Father Thomas Rosica, CSB, closed the conference with his talk, a
Blueprint for Architects of the new Civilization.
"The quality of your educational system is validated and confirmed
by the outstanding young people you form and prepare for society and
for the Church," said Father Rosica, going on to list a number of
people he had worked with during World Youth Day 2002, among other
events.
"They are the fruits of your labours in the Independent Catholic
Schools of Vancover. Thank you for teaching them and preparing them
for leadership in the Church and in the world."
Father Rosica went on to speak about the late Pope John Paul II, his
role as father, and how he helped a new generation of Catholics
rediscover self-sacrifice, faith, family, and true freedom. He
pointed to Pope John Paul as an example of how educators are called
to paternally love those they are instructing.
"In his 1964 drama, Radiation of Fatherhood, Karol Wojtyla suggested
that becoming a father meant being conquered by love, which
liberates us from the terrible, and terribly false, freedom of
self-absorption," he said. "To be conquered by love in this way is
to be liberated in the deepest sense of human freedom, for only in
the radiation of fatherhood does everything become fully real."

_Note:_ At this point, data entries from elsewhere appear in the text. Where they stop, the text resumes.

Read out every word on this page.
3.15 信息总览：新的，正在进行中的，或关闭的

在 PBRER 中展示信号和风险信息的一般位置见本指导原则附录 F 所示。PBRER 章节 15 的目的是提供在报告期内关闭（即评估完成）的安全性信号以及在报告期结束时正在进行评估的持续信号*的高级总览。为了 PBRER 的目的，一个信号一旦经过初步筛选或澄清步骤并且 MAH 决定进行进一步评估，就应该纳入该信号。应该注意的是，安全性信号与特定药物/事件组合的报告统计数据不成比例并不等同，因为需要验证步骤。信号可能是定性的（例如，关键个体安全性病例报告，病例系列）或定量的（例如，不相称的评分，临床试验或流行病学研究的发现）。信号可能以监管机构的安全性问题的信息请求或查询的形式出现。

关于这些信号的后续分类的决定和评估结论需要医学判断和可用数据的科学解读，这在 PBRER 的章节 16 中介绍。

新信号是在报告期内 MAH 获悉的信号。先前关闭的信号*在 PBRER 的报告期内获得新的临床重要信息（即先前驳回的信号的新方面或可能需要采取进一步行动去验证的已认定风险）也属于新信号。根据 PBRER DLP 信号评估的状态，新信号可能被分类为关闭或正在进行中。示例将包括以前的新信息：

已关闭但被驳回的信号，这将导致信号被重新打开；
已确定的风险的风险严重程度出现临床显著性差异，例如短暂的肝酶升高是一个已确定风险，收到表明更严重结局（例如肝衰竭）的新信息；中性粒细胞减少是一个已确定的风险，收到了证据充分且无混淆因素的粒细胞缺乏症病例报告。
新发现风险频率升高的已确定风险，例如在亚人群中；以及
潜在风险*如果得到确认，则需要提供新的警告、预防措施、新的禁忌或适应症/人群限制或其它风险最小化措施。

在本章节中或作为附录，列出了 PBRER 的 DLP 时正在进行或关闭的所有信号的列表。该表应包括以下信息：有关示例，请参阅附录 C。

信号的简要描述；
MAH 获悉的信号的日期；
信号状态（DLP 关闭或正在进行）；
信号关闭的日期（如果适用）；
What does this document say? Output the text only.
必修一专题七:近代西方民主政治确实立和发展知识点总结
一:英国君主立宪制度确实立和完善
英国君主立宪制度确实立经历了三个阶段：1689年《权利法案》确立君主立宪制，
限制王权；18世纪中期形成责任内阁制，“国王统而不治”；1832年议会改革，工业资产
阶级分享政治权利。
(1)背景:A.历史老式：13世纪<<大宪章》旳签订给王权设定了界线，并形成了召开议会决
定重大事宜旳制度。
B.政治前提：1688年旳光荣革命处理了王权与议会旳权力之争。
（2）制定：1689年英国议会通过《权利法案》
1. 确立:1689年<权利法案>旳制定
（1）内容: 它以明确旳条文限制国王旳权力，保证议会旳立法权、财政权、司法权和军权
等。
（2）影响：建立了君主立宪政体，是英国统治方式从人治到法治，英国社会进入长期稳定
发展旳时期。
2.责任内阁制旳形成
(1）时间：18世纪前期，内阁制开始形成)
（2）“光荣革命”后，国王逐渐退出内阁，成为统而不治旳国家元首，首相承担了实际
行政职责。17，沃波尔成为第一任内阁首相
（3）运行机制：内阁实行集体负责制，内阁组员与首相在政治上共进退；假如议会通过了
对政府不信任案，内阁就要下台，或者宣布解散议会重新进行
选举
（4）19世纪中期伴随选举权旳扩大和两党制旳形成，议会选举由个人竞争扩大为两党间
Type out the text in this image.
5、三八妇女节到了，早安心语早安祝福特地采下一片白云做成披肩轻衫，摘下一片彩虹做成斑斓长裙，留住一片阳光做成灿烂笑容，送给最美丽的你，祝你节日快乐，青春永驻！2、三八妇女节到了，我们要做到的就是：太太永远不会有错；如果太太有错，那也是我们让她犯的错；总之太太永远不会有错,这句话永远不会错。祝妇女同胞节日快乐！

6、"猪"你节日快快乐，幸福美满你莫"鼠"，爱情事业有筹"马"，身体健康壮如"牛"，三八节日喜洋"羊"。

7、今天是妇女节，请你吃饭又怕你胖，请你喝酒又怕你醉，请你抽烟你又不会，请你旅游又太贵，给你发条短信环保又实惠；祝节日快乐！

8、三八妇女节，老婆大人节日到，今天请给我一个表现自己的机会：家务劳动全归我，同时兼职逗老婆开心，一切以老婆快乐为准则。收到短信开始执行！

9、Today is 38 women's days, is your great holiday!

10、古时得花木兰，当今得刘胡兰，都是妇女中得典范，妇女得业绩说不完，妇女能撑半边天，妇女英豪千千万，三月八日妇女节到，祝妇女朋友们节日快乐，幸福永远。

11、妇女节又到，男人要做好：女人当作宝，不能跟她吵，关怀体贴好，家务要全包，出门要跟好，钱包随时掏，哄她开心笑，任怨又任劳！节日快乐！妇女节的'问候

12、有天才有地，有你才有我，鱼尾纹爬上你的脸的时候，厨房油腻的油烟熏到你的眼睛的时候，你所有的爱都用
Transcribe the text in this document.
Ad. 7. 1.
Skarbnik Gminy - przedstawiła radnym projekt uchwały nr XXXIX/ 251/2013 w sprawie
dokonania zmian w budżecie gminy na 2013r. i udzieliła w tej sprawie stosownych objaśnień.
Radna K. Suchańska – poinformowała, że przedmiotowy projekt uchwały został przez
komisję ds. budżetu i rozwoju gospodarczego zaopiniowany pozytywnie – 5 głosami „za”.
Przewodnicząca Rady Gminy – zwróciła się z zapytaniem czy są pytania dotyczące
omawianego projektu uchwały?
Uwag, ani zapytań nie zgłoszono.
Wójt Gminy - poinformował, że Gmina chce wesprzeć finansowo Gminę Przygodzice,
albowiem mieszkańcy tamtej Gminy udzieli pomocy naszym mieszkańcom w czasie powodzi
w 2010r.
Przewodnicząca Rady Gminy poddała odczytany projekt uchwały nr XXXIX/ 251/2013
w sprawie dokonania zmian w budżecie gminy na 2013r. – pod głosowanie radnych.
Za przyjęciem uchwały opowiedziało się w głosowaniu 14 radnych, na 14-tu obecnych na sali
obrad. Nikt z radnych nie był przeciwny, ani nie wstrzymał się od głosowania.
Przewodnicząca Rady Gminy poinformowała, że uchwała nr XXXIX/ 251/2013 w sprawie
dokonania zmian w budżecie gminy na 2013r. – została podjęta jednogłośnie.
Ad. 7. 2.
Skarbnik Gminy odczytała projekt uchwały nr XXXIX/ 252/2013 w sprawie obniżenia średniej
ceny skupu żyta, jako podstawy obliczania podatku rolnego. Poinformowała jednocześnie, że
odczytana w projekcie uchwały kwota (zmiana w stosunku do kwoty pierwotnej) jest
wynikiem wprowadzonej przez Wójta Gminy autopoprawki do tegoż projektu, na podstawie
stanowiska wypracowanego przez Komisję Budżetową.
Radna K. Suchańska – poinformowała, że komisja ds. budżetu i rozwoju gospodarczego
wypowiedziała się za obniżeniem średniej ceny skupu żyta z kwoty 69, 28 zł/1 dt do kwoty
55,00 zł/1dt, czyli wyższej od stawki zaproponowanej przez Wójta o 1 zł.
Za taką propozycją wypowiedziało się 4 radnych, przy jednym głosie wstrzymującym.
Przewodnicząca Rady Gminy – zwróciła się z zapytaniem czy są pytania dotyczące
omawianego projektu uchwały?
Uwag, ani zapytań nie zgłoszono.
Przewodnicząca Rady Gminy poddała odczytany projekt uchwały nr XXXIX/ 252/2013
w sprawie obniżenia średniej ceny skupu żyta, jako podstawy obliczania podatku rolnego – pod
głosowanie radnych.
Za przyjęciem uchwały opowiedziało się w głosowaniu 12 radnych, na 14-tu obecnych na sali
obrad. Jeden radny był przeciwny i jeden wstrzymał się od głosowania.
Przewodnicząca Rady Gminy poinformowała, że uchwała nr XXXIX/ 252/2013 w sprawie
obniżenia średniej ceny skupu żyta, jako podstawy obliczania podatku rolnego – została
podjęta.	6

"This is the heart of John Paul II's paternity for so many young
people today: in a world of delusions and illusions, he made things
fully real, because his spiritual fatherhood was a reflection of the
fatherhood of God. I am convinced that the young people responded so
positively to him because in many cases the old Pope was the father
that many of these young people never had, and the grandfather they
never knew."
"Pope John Paul II was a great role model for them and for us,
teaching what paternity was all about. He was able to draw such love
and loyalty because he embodied paternity in a world increasingly
bereft of fatherhood, with its unique combination of strength and
mercy."
Father Rosica went on to exhort educators, who he said are vitally
important in shaping the next generation of Catholics. He also
explained how the Gospel must be proclaimed with vigour to students,
and how teachers need to help students make big plans for the
future.
"What is required of those entrusted with this important work of
building the solid foundations of this new millennium is to think
big, and to cast out the nets into the deep," said Father Rosica.
"I remember the famous advice of architect Daniel Burnham to
Chicago's city planners a century ago, `Make no small plans, they
have no magic to stir men's blood.'
"Unfortunately many have made some very small and meagre plans for
our futures. We must learn how to think big! Duc in altum! Now is
not the time to think small, to retreat, to bemoan losses, closures,
failures, scandals, and deaths.
"Something new is happening in the Church and in Canada, especially
in the lives of young people who are the new disciples and apostles
in waiting!"
"The Gospel must be proclaimed anew with confidence, enthusiasm, and
with gratitude for its proven beauty," he continued.
"Jesus understood His sense of mission in terms of reaching out and
drawing in, which constituted one fluid movement analogous to
breathing. The enterprise to which we are called is far more
fundamental than any of our concerns and far more crucial than we
can imagine. There must be a priority, urgency, passion, creativity,
and hope in our educational ministry and Gospel witness."